Image: Courtesy of Dana Tanamachi

Oh, the good old times. Brands used to be stars. Admired by the masses because they had access to communicate with the masses. People were relegated to be the servants (also known as consumers) of brands: Pay and go away. Until we need you consumer again to finance our expensive mass media habit.

Game over

Well, not really. We still have brands worshipping at the Super Bowl altar, billions of dollar funneled through the mass media machine. And many brands will stay the course. It’s what they know. It’s how their company is structured. It’s how management measures success.

We experience a divide

While many brands are still delivering a bombastic show in half-filled houses, other brands have changed their job description.

They have transformed into roadies, supporting and help celebrating the community.

They don’t treat customers like annoying fans. They see them as real people.

They don’t just maximize profits, they invest energy in building relationships with people. Backstage has become main stage.

They become part of the community, allowing people to get emotionally invested in their success.

It’s less about monetary value, more about shared moral values.

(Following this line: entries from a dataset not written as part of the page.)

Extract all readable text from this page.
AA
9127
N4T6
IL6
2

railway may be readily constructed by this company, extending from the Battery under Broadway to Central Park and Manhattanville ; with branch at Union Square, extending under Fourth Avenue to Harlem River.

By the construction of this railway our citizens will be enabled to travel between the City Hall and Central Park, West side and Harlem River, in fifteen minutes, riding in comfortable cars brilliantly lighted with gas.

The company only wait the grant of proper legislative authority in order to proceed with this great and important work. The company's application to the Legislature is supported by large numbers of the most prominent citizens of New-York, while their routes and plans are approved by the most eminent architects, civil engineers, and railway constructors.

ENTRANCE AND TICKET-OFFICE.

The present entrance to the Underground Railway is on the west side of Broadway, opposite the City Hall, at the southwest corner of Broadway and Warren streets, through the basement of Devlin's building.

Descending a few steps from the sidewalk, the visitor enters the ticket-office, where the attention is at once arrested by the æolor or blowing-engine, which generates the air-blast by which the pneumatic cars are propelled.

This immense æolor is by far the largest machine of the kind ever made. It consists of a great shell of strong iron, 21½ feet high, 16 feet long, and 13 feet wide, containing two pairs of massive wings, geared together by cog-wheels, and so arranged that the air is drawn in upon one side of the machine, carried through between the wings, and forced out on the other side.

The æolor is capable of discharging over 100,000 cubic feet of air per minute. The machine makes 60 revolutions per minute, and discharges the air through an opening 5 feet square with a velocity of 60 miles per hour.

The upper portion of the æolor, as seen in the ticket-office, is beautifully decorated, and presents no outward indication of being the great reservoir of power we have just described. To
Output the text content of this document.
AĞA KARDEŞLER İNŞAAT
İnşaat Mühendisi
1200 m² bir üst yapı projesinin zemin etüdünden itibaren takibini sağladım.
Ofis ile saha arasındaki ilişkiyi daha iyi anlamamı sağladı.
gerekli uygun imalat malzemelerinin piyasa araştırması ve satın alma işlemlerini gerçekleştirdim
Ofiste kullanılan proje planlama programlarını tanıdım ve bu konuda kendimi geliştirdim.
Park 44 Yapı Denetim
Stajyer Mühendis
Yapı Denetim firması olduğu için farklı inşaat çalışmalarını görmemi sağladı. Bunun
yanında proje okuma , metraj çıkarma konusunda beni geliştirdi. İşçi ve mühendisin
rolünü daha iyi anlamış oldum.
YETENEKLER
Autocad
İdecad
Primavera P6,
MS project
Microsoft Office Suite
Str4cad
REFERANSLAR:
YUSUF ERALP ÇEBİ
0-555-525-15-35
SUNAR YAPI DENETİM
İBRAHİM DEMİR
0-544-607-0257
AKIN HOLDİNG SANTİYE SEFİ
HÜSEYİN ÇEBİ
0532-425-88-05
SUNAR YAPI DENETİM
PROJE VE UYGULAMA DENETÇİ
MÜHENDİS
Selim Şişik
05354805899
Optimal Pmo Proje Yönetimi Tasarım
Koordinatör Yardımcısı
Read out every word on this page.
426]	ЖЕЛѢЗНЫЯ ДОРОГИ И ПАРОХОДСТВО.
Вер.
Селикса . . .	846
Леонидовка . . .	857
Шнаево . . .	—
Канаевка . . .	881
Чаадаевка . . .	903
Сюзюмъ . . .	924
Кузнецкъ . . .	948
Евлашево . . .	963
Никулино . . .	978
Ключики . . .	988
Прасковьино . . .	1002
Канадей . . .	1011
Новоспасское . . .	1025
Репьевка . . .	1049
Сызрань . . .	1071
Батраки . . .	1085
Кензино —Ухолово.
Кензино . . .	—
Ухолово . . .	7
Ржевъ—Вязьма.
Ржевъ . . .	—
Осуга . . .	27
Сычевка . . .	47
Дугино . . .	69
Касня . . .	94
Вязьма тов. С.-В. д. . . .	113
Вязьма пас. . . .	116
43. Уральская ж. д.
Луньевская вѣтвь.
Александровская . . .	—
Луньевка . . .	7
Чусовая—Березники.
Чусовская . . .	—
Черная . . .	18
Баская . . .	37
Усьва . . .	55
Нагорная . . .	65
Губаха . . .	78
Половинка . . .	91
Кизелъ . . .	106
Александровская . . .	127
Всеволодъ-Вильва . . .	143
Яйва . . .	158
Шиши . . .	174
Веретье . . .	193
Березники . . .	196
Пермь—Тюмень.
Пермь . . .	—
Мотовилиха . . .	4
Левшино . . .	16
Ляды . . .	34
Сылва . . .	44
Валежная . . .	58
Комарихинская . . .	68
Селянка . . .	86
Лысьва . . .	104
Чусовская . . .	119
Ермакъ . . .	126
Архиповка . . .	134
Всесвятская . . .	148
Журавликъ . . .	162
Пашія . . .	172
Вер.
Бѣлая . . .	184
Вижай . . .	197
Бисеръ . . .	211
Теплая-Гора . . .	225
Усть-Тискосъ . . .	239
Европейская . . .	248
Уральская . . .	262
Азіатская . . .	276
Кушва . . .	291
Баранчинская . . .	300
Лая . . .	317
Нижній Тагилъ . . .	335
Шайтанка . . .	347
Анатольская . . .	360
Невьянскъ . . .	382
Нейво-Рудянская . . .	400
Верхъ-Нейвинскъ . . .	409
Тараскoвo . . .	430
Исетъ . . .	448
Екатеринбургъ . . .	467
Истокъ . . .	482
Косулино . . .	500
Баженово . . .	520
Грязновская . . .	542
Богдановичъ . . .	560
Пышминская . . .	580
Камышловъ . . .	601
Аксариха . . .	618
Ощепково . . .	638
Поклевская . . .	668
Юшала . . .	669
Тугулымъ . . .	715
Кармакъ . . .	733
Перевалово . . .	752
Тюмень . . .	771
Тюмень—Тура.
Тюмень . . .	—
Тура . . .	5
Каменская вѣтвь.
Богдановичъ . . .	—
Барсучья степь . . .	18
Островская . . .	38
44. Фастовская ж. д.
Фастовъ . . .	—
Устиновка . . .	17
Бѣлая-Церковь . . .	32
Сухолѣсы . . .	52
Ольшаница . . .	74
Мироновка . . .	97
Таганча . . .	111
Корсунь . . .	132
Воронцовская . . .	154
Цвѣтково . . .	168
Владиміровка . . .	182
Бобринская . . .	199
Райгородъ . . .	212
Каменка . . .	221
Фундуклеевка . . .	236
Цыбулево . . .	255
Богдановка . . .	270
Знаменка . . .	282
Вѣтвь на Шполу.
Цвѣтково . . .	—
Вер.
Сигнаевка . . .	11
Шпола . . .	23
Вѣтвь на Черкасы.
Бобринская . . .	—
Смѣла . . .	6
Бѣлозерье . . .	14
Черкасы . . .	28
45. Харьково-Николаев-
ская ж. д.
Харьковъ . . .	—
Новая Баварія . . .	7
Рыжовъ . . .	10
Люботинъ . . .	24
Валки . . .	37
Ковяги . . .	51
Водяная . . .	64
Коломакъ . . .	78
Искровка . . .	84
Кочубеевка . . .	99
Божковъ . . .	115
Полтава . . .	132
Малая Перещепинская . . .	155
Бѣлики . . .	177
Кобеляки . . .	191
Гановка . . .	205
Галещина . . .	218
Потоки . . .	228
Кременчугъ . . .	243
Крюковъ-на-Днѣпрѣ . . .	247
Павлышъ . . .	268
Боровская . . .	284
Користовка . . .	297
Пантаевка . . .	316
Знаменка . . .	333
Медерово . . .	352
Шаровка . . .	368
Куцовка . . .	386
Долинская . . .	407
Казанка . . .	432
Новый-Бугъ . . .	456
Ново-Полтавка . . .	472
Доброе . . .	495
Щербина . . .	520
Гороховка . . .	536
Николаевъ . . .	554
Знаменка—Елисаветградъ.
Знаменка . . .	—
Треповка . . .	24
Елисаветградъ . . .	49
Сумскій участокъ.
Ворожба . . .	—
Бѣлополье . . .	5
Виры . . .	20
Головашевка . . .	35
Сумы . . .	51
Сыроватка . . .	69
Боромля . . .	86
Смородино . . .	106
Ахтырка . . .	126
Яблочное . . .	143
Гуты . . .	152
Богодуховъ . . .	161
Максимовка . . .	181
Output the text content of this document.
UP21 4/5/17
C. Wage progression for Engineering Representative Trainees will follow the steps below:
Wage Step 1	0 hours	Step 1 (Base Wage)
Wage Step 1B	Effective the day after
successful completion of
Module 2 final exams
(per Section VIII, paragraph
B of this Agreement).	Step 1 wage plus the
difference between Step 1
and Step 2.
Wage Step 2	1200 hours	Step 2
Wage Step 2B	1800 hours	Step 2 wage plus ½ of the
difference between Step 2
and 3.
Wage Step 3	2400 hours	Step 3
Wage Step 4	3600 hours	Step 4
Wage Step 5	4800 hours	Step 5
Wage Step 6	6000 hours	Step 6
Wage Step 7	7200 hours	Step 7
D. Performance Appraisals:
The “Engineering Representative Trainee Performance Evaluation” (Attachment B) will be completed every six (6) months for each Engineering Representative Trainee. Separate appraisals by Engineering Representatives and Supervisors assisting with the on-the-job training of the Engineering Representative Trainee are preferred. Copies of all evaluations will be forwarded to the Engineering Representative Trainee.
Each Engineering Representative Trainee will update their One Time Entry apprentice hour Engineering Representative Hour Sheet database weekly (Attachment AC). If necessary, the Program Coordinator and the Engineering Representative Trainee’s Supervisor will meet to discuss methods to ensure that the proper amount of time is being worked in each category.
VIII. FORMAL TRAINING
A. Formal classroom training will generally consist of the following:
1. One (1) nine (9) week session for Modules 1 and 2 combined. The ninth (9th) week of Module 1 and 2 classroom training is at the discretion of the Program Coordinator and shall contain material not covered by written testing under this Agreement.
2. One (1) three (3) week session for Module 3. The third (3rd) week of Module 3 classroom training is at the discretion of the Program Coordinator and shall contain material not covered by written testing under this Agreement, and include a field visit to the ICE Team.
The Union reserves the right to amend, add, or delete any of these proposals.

It’s not about the big show. It’s about everything surrounding the big show. The little ideas. The small gestures.

No more artist riders

Sorry, the M&M bowls are gone. Just like the gallons of Ketel One. Becoming a roadie means losing a lot of privileges. It requires a re-visioning process throughout the whole organization. Reframing of thinking and your overall vision is tough work. And the execution is even harder. You can continue trying to be a rockstar. But you will play for smaller and rather lethargic crowds. The ROI will decrease and one day you will look over the fence and discover another world. An ecosystem of mutual respect, stakeholder value and a lively community. Might want to take off your costume now, ditch the big lights and huge stage. And get back to work for your people.